No. FlutterFlow does not have a built-in Azure connector the way it does for Firebase or Supabase. You configure each Azure service as a separate API Call group — Azure Functions get their own group, Blob Storage gets another, and so on. This manual setup takes a bit more time but gives you full control over which endpoints you expose.
Can I store my Azure account key or client secret in FlutterFlow's App Values?
No — this is not safe. App Values in FlutterFlow are compiled into your Flutter app's binary, which is inspectable. Any secret stored there can be extracted from a downloaded APK or IPA. Store all Azure credentials in your Azure Function's Application Settings and never return them to the client.
Will my FlutterFlow app work on iOS, Android, and web with this Azure setup?

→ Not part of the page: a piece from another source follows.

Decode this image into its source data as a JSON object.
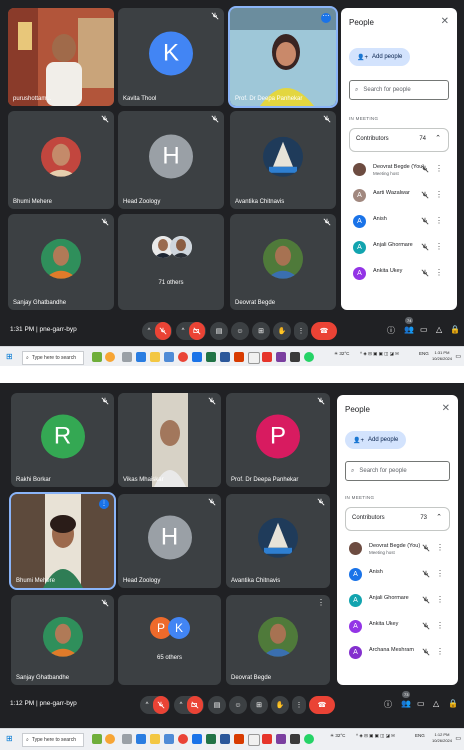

Yes, with one caveat: CORS must be configured on your Azure Function App and Blob Storage for web builds. Native iOS and Android builds do not enforce CORS (the OS makes the HTTP call, not a browser), but the FlutterFlow web preview and your published web app do. Enable CORS in the Azure Portal before testing in the FlutterFlow browser editor.
How do I handle Azure AD authentication for my users?
The recommended pattern is to use FlutterFlow's built-in Firebase Auth (or Supabase Auth) to authenticate your users and get a user token, then pass that token to your Azure Function. The Function validates the token and uses its own AAD service principal credentials to access Azure resources. This keeps AAD completely server-side and gives you a clean user identity model in your app.
Do I need to upgrade from the Azure free tier to use Functions with FlutterFlow?
Not for prototyping. The Azure Functions Consumption plan includes 1 million free executions per month and requires no upfront commitment. Blob Storage has a generous free trial period. You only need to plan for paid usage once your app has real traffic — and even then, Consumption plan costs are typically very low for apps with under 100,000 daily active users. Check Azure's current pricing page for exact numbers.